Nov 11, 2006 18:32
It has been far too long since I've wrote on the love of my life and the one that I truly believe that I will spend the rest of my life with. Her name is Monica. So heavenly and so kind, she is sweet as sugar and so adorable to match it. When I think of her I find myself at ease and comforted in the fact that I am with her. I thank the Lord for putting her in my path and making her a vital part to my life. She is my rock, the one that I can always count on when I am in need and when I am at my lowest. She always knows how to make me smile and I find it nearly impossible to stay angry at her for more than a few moments. She can be so silly that it helps me take down my guard and relax. She takes the complete grind and seriousness out of my life when I need it most. Too often I find myself over analyzing everything and looking at every angle of every aspect of my life. She brings me back down to earth and reminds me that life isn't all work and no play. She reminds me of how much she truly means to me and how much I love and care for her. She is my sunshine and without her my life would be so much less meaningful. She gives me a reason to be a better person and remember the levels of character and integrity that I am capable of. She is teaching me how to look pass the mere definitions of words and to look further into the emotion behind them. That is not to say that I am not an emotional or passionate person, rather that I communicate more effectively through a more rigid and intuitive approach. She has helped me learn the capacity of words and taught me to be more receptive to a more emotional language of communication. She has opened my eyes to a world that I was not that aware of and often ignored.
She is beautiful beyond the words of man. She in my mind is such a natural beauty, meaning that no matter the time when I see her I always am in awe of her beauty. She is without question the only girl that I have eyes for, because to be honest, in most cases the girls that most guys might find attractive are fake and superficial in their beauty. I've seen the dressed down, no makeup Monica, and she remains so unwavering in her beauty. She is someone that I can easily imagine myself waking up to every morning. She has such a tenderness about her that I find myself being so protective of her. She is without question thee most giving person that I have ever met, very selfless in her intentions.
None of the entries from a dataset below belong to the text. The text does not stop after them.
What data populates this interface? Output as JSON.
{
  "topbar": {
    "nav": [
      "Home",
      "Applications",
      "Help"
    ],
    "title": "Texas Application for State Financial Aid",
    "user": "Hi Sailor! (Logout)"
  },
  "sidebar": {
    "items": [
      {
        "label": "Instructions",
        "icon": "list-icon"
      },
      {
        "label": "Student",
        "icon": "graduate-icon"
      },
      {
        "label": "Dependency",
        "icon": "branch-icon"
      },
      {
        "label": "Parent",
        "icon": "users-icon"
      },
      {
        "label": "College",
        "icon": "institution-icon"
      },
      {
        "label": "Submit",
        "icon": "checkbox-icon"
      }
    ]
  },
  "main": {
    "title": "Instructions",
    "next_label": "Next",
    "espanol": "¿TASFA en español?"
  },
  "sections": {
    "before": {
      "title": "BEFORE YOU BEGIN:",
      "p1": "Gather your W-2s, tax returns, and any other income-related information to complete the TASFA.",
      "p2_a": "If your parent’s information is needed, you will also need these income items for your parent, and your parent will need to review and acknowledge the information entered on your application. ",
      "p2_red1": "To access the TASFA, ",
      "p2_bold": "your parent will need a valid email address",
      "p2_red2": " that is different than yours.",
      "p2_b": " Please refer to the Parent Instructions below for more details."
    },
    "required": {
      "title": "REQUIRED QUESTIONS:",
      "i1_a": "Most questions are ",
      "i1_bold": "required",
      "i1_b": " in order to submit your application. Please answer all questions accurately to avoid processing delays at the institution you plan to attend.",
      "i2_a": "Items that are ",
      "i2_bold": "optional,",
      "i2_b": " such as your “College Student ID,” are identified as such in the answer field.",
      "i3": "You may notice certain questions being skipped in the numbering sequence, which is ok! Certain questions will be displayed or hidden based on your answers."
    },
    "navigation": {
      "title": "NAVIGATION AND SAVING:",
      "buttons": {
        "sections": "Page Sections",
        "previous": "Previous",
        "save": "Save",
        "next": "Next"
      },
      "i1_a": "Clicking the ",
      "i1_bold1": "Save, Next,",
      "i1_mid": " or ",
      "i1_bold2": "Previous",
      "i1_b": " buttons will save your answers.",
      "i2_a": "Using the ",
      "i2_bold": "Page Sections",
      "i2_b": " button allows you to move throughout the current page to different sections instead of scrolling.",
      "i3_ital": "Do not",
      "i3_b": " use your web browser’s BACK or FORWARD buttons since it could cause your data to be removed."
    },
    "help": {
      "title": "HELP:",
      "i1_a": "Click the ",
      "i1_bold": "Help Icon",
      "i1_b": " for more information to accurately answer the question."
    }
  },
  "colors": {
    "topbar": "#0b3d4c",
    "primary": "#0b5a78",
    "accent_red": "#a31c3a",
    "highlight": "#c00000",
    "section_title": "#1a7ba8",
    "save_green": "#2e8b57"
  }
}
She loves those that are closest to her with so much passion that she is quick to come to their defense. Her loyalty is unmatched with both myself and her friends. She is dedicated to defending their honor when it is unjustly criticized or infringed upon. I have so much respect for what she has become. Her composure is amazing when taking abuse from those small and immature people that look to rattle and break her. Though I know that she is so fragile she demonstrates to most everyone to be a person of strength and integrity. One of the most attractive traits of her is her moral standing and character. This is one of the most important characteristics that I would look for in a mate. I want to know that I will always have someone on the same page as me when it comes to conflict of interests with those around me. Furthermore, something that I absolutely treasure in a mate is someone that will encourage and sort of be my cheerleader. I plan to take on such substantial goals that to accomplish such things requires knowing that I always have someone in my corner rooting for me to succeed. My friends are quite capable in doing this, but I find that a more intimate and personal motivation is necessary to succeed. I need to know that whatever I decide to do, no matter the difficulty, that there will be someone there to encourage me and have unwavering confidence in me. Though she is often concerned about me, she is confident in my capabilities in all that I do and for that I am truly grateful.
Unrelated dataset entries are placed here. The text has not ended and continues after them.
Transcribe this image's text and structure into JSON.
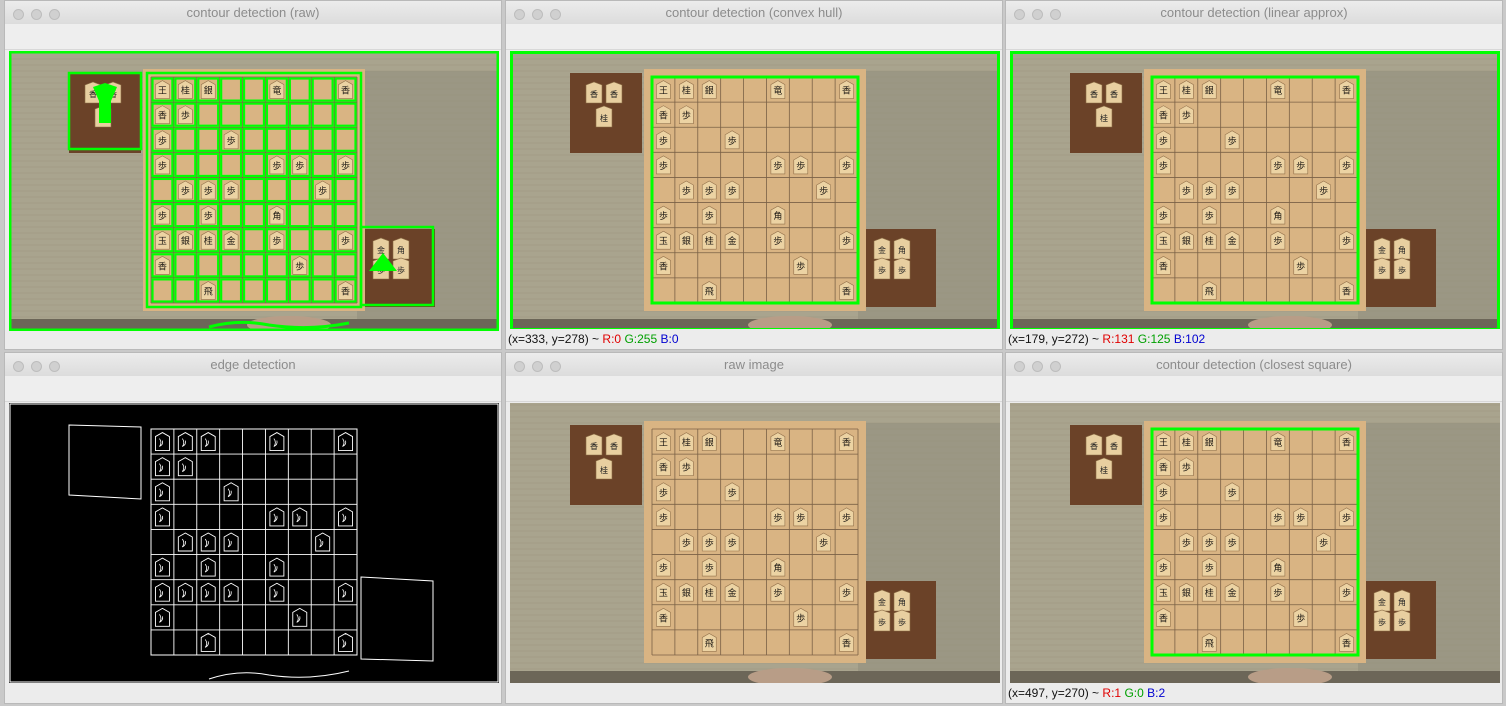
{
  "windows": {
    "raw_contour": {
      "title": "contour detection (raw)",
      "status": null
    },
    "convex_hull": {
      "title": "contour detection (convex hull)",
      "status": {
        "coords": "(x=333, y=278) ~",
        "r": "R:0",
        "g": "G:255",
        "b": "B:0"
      }
    },
    "linear_approx": {
      "title": "contour detection (linear approx)",
      "status": {
        "coords": "(x=179, y=272) ~",
        "r": "R:131",
        "g": "G:125",
        "b": "B:102"
      }
    },
    "edge": {
      "title": "edge detection",
      "status": null
    },
    "raw_image": {
      "title": "raw image",
      "status": null
    },
    "closest_square": {
      "title": "contour detection (closest square)",
      "status": {
        "coords": "(x=497, y=270) ~",
        "r": "R:1",
        "g": "G:0",
        "b": "B:2"
      }
    }
  },
  "board": {
    "pieces": [
      [
        "王",
        "桂",
        "銀",
        "",
        "",
        "竜",
        "",
        "",
        "香"
      ],
      [
        "香",
        "歩",
        "",
        "",
        "",
        "",
        "",
        "",
        ""
      ],
      [
        "歩",
        "",
        "",
        "歩",
        "",
        "",
        "",
        "",
        ""
      ],
      [
        "歩",
        "",
        "",
        "",
        "",
        "歩",
        "歩",
        "",
        "歩"
      ],
      [
        "",
        "歩",
        "歩",
        "歩",
        "",
        "",
        "",
        "歩",
        ""
      ],
      [
        "歩",
        "",
        "歩",
        "",
        "",
        "角",
        "",
        "",
        ""
      ],
      [
        "玉",
        "銀",
        "桂",
        "金",
        "",
        "歩",
        "",
        "",
        "歩"
      ],
      [
        "香",
        "",
        "",
        "",
        "",
        "",
        "歩",
        "",
        ""
      ],
      [
        "",
        "",
        "飛",
        "",
        "",
        "",
        "",
        "",
        "香"
      ]
    ],
    "left_stand": [
      "香",
      "香",
      "桂"
    ],
    "right_stand": [
      "金",
      "角",
      "歩",
      "歩"
    ]
  },
  "colors": {
    "contour_green": "#00ff00",
    "board_wood": "#d9b483",
    "background_tatami": "#a9a48e",
    "stand_wood": "#6b4228"
  }
}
She is so many things to me, that without her in my life I would be lost. My love for her is what poetry is motivated to be written about and what films aspire to demonstrate. She is my one and only and sometime soon she shall be my wife and I will live out my life in happiness knowing that I have found the one that I am meant to be with. We've hit some snags lately with the adverse living proximity. She seems to be so far away, but that fact has done nothing to dampen my love for her. I long to see her and hold her in my arms. Daily I am faced with the fact that I know that I can not see her and that I must look to the next visit. This distance is the ultimate test of love and a chance to grow in our love for each other. One thing is clear though, my love for her will only grow with each day that I am together with her.